Asheville developer Antonio O. “Tony” Fraga had already shared his audacious vision with neighbors and tenants of the Haywood Park property he’s looking to redevelop. Last week he unveiled it for the media as a prelude to launching the laborious process of gaining the necessary city approvals.
The April 2 meeting provided the first glimpse of actual design plans. The ambitious project would include a 25-story hotel and a 21-story condominium tower, as well as associated office and retail space. The property is bordered by Page and Battery Park avenues and Haywood Street.
The visual centerpiece would be a grand, gabled hotel tower that would approximate the ornate, 12-story building originally envisioned by legendary Asheville developer E.W. Grove to crown the adjacent Grove Arcade. But Grove’s death in 1927 (two years before the arcade opened) and the subsequent arrival of the Great Depression sounded a death knell for those plans.
The vision was resurrected, says Fraga, after he saw an etching of Grove’s original blueprint at an Urban Trail station at the corner of Page and Battery Park. “I saw that and knew it should have been built,” he explains.
According to preliminary plans, the retro-looking Haywood Hotel would create up to 225 new hotel rooms, while the modern-style residential tower facing Haywood Street would contain 94 new condos, some in excess of 2,000 square feet.
In addition, the building at the corner of Page and Battery Park that now houses Kostas Menswear would be replaced by one that would mimic the adjacent Grove Arcade in height and style and feature restaurants and retail space. A rooftop pool would serve as a deck for hotel guests, and a similar deck and pool nearby would be available to condo owners. All told, the project would create 80,000 square feet of retail and 42,000 square feet of office space, some of which would be created out of what is now the Haywood Park Hotel. About 500 underground parking spaces are planned, some of which would be for the general public.

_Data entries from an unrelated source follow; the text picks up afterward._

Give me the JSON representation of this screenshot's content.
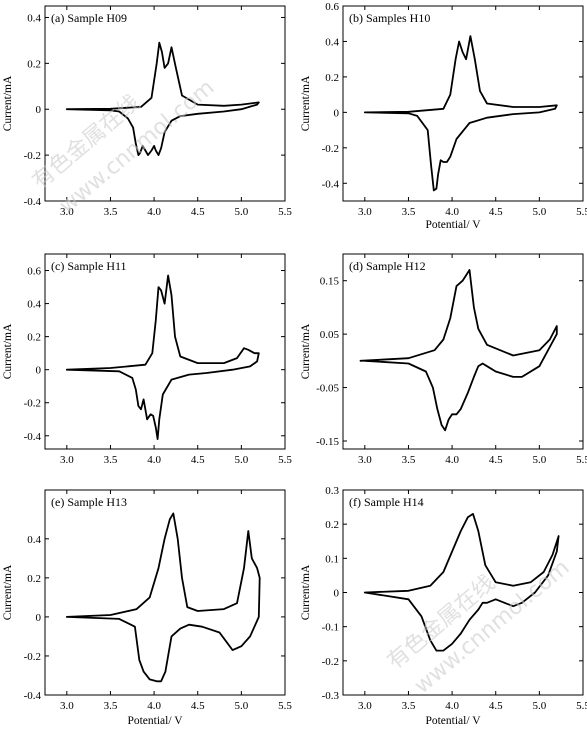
{
  "watermark": {
    "line1": "有色金属在线",
    "line2": "www.cnnmol.com"
  },
  "chart_data": [
    {
      "type": "line",
      "title": "(a)  Sample H09",
      "xlabel": "",
      "ylabel": "Current/mA",
      "xlim": [
        2.75,
        5.5
      ],
      "ylim": [
        -0.4,
        0.45
      ],
      "xticks": [
        3.0,
        3.5,
        4.0,
        4.5,
        5.0,
        5.5
      ],
      "yticks": [
        -0.4,
        -0.2,
        0,
        0.2,
        0.4
      ],
      "ytick_labels": [
        "-0.4",
        "-0.2",
        "0",
        "0.2",
        "0.4"
      ],
      "series": [
        {
          "x": [
            3.0,
            3.5,
            3.85,
            3.97,
            4.03,
            4.06,
            4.09,
            4.12,
            4.16,
            4.2,
            4.25,
            4.32,
            4.5,
            4.8,
            5.0,
            5.2,
            5.18,
            5.0,
            4.8,
            4.5,
            4.3,
            4.2,
            4.12,
            4.08,
            4.05,
            4.02,
            4.0,
            3.97,
            3.93,
            3.9,
            3.87,
            3.84,
            3.82,
            3.79,
            3.76,
            3.7,
            3.6,
            3.5,
            3.0
          ],
          "y": [
            0.0,
            0.002,
            0.01,
            0.05,
            0.2,
            0.29,
            0.25,
            0.18,
            0.2,
            0.27,
            0.18,
            0.06,
            0.02,
            0.015,
            0.02,
            0.03,
            0.02,
            0.0,
            -0.01,
            -0.02,
            -0.03,
            -0.05,
            -0.1,
            -0.17,
            -0.2,
            -0.18,
            -0.16,
            -0.18,
            -0.2,
            -0.18,
            -0.16,
            -0.19,
            -0.2,
            -0.15,
            -0.08,
            -0.04,
            -0.01,
            -0.005,
            0.0
          ]
        }
      ]
    },
    {
      "type": "line",
      "title": "(b) Samples H10",
      "xlabel": "Potential/ V",
      "ylabel": "Current/mA",
      "xlim": [
        2.75,
        5.5
      ],
      "ylim": [
        -0.5,
        0.6
      ],
      "xticks": [
        3.0,
        3.5,
        4.0,
        4.5,
        5.0,
        5.5
      ],
      "yticks": [
        -0.4,
        -0.2,
        0,
        0.2,
        0.4,
        0.6
      ],
      "ytick_labels": [
        "-0.4",
        "-0.2",
        "0",
        "0.2",
        "0.4",
        "0.6"
      ],
      "series": [
        {
          "x": [
            3.0,
            3.5,
            3.9,
            3.98,
            4.04,
            4.08,
            4.12,
            4.16,
            4.21,
            4.26,
            4.32,
            4.4,
            4.7,
            5.0,
            5.2,
            5.18,
            5.0,
            4.7,
            4.4,
            4.2,
            4.05,
            3.98,
            3.94,
            3.9,
            3.87,
            3.84,
            3.82,
            3.79,
            3.76,
            3.72,
            3.6,
            3.5,
            3.0
          ],
          "y": [
            0.0,
            0.003,
            0.02,
            0.1,
            0.3,
            0.4,
            0.34,
            0.3,
            0.43,
            0.3,
            0.12,
            0.05,
            0.03,
            0.03,
            0.04,
            0.02,
            0.0,
            -0.01,
            -0.03,
            -0.06,
            -0.15,
            -0.25,
            -0.28,
            -0.28,
            -0.27,
            -0.35,
            -0.43,
            -0.44,
            -0.3,
            -0.1,
            -0.02,
            -0.005,
            0.0
          ]
        }
      ]
    },
    {
      "type": "line",
      "title": "(c)  Sample H11",
      "xlabel": "",
      "ylabel": "Current/mA",
      "xlim": [
        2.75,
        5.5
      ],
      "ylim": [
        -0.48,
        0.7
      ],
      "xticks": [
        3.0,
        3.5,
        4.0,
        4.5,
        5.0,
        5.5
      ],
      "yticks": [
        -0.4,
        -0.2,
        0,
        0.2,
        0.4,
        0.6
      ],
      "ytick_labels": [
        "-0.4",
        "-0.2",
        "0",
        "0.2",
        "0.4",
        "0.6"
      ],
      "series": [
        {
          "x": [
            3.0,
            3.5,
            3.9,
            3.98,
            4.02,
            4.05,
            4.08,
            4.12,
            4.16,
            4.2,
            4.24,
            4.3,
            4.5,
            4.8,
            4.95,
            5.03,
            5.08,
            5.15,
            5.2,
            5.18,
            5.1,
            4.9,
            4.6,
            4.4,
            4.2,
            4.1,
            4.06,
            4.04,
            4.02,
            3.99,
            3.96,
            3.92,
            3.88,
            3.85,
            3.82,
            3.79,
            3.75,
            3.6,
            3.0
          ],
          "y": [
            0.0,
            0.01,
            0.03,
            0.1,
            0.3,
            0.5,
            0.48,
            0.4,
            0.57,
            0.45,
            0.2,
            0.08,
            0.04,
            0.04,
            0.07,
            0.13,
            0.12,
            0.1,
            0.1,
            0.05,
            0.02,
            0.0,
            -0.02,
            -0.03,
            -0.06,
            -0.15,
            -0.3,
            -0.42,
            -0.35,
            -0.28,
            -0.27,
            -0.3,
            -0.18,
            -0.24,
            -0.22,
            -0.12,
            -0.05,
            -0.01,
            0.0
          ]
        }
      ]
    },
    {
      "type": "line",
      "title": "(d)  Sample H12",
      "xlabel": "",
      "ylabel": "Current/mA",
      "xlim": [
        2.75,
        5.5
      ],
      "ylim": [
        -0.165,
        0.2
      ],
      "xticks": [
        3.0,
        3.5,
        4.0,
        4.5,
        5.0,
        5.5
      ],
      "yticks": [
        -0.15,
        -0.05,
        0.05,
        0.15
      ],
      "ytick_labels": [
        "-0.15",
        "-0.05",
        "0.05",
        "0.15"
      ],
      "series": [
        {
          "x": [
            2.95,
            3.5,
            3.8,
            3.9,
            3.98,
            4.05,
            4.12,
            4.2,
            4.25,
            4.3,
            4.4,
            4.7,
            5.0,
            5.12,
            5.2,
            5.2,
            5.0,
            4.8,
            4.7,
            4.5,
            4.4,
            4.35,
            4.3,
            4.25,
            4.18,
            4.1,
            4.05,
            4.0,
            3.96,
            3.92,
            3.88,
            3.83,
            3.78,
            3.7,
            3.5,
            3.0
          ],
          "y": [
            0.0,
            0.005,
            0.02,
            0.04,
            0.08,
            0.14,
            0.15,
            0.17,
            0.1,
            0.06,
            0.03,
            0.01,
            0.02,
            0.04,
            0.065,
            0.05,
            -0.01,
            -0.03,
            -0.03,
            -0.02,
            -0.01,
            -0.005,
            -0.01,
            -0.03,
            -0.06,
            -0.09,
            -0.1,
            -0.1,
            -0.11,
            -0.13,
            -0.12,
            -0.09,
            -0.05,
            -0.02,
            -0.005,
            0.0
          ]
        }
      ]
    },
    {
      "type": "line",
      "title": "(e)  Sample H13",
      "xlabel": "Potential/ V",
      "ylabel": "Current/mA",
      "xlim": [
        2.75,
        5.5
      ],
      "ylim": [
        -0.4,
        0.65
      ],
      "xticks": [
        3.0,
        3.5,
        4.0,
        4.5,
        5.0,
        5.5
      ],
      "yticks": [
        -0.4,
        -0.2,
        0,
        0.2,
        0.4
      ],
      "ytick_labels": [
        "-0.4",
        "-0.2",
        "0",
        "0.2",
        "0.4"
      ],
      "series": [
        {
          "x": [
            3.0,
            3.5,
            3.8,
            3.95,
            4.05,
            4.12,
            4.18,
            4.22,
            4.27,
            4.32,
            4.38,
            4.5,
            4.8,
            4.95,
            5.03,
            5.08,
            5.12,
            5.18,
            5.21,
            5.2,
            5.1,
            5.0,
            4.9,
            4.75,
            4.55,
            4.4,
            4.3,
            4.2,
            4.13,
            4.08,
            4.03,
            3.95,
            3.88,
            3.83,
            3.78,
            3.6,
            3.0
          ],
          "y": [
            0.0,
            0.01,
            0.04,
            0.1,
            0.25,
            0.4,
            0.5,
            0.53,
            0.4,
            0.2,
            0.05,
            0.03,
            0.04,
            0.07,
            0.25,
            0.44,
            0.3,
            0.25,
            0.2,
            0.0,
            -0.1,
            -0.15,
            -0.17,
            -0.08,
            -0.05,
            -0.04,
            -0.06,
            -0.1,
            -0.28,
            -0.33,
            -0.33,
            -0.32,
            -0.28,
            -0.22,
            -0.05,
            -0.01,
            0.0
          ]
        }
      ]
    },
    {
      "type": "line",
      "title": "(f)  Sample H14",
      "xlabel": "Potential/ V",
      "ylabel": "Current/mA",
      "xlim": [
        2.75,
        5.5
      ],
      "ylim": [
        -0.3,
        0.3
      ],
      "xticks": [
        3.0,
        3.5,
        4.0,
        4.5,
        5.0,
        5.5
      ],
      "yticks": [
        -0.3,
        -0.2,
        -0.1,
        0,
        0.1,
        0.2,
        0.3
      ],
      "ytick_labels": [
        "-0.3",
        "-0.2",
        "-0.1",
        "0",
        "0.1",
        "0.2",
        "0.3"
      ],
      "series": [
        {
          "x": [
            3.0,
            3.5,
            3.75,
            3.9,
            4.0,
            4.1,
            4.18,
            4.24,
            4.3,
            4.38,
            4.5,
            4.7,
            4.9,
            5.05,
            5.15,
            5.22,
            5.2,
            5.1,
            4.95,
            4.8,
            4.7,
            4.6,
            4.5,
            4.4,
            4.35,
            4.3,
            4.2,
            4.1,
            4.0,
            3.9,
            3.82,
            3.75,
            3.65,
            3.5,
            3.0
          ],
          "y": [
            0.0,
            0.005,
            0.02,
            0.06,
            0.12,
            0.18,
            0.22,
            0.23,
            0.18,
            0.08,
            0.03,
            0.02,
            0.03,
            0.06,
            0.11,
            0.165,
            0.12,
            0.05,
            0.0,
            -0.03,
            -0.04,
            -0.03,
            -0.02,
            -0.03,
            -0.03,
            -0.05,
            -0.08,
            -0.12,
            -0.15,
            -0.17,
            -0.17,
            -0.14,
            -0.07,
            -0.02,
            0.0
          ]
        }
      ]
    }
  ]
}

Fraga also envisions a new arcade that would bisect his property; an archway over Page Avenue would give it a visible link to the Grove Arcade. At least some of the roofs will be vegetative, and the developer says he expects to seek energy-efficient LEED certification for his project. Fraga says he’s had discussions with city planners about possibly closing a portion of Page Avenue on weekends, creating a pedestrian-only thoroughfare where local artists could exhibit and sell their work.
Not counting the hotel, Fraga estimates that the project would cost about $100 million. And though he’s still looking for a hotel developer, Fraga says that component might cost at least another $25 million.
Build it and they will come
Fraga’s company, the Florida-based FIRC Group, bought the 2-acre downtown property from local businessman Joe Kimmel last June for $18.5 million. The package included the Haywood Park Hotel, the adjacent atrium and Starnes Building on Haywood, a parking lot on Page Avenue, and the building at 35 Battery Park Ave. that houses Kostas.
At the time of the sale, Kimmel said: “When I purchased the Haywood Park property from Robert Armstrong, I had my own dreams for the future of downtown, and I wanted to make Robert proud; he was a pioneer of downtown rebirth and development. Unfortunately, I was unable to realize those dreams on my own, so I set out to find someone who would deliver the kind of project I believe Asheville needs. Tony Fraga is that man.”
The Cuban-born Fraga, who now lives in Asheville, has tended to focus on more run-of-the-mill shopping centers and offices; locally, he’s also developing Main Street at Biltmore Lake and redeveloping Westgate shopping center as a mixed-used project. But the Haywood Park redevelopment, he has said, would be his most extensive and visionary project to date.
“I consider this my legacy project,” he told Xpress.
The next step for Fraga is winning city approval, starting with a formal presentation to the Downtown Commission in May. If that group signs off on the plan, it would then go to the Technical Review Committee for an exhaustive vetting, based on the scale of the Tier III project. After passing that hurdle, it would proceed to the Planning and Zoning Commission, followed by an appearance before City Council for final approval and a conditional-use permit, according to interim Planning Director Shannon Tuch.
Fraga spokesman Dave Tomsky notes that FIRC will soon unveil a Web site and hot line so that members of the public can get current information on the project and provide feedback.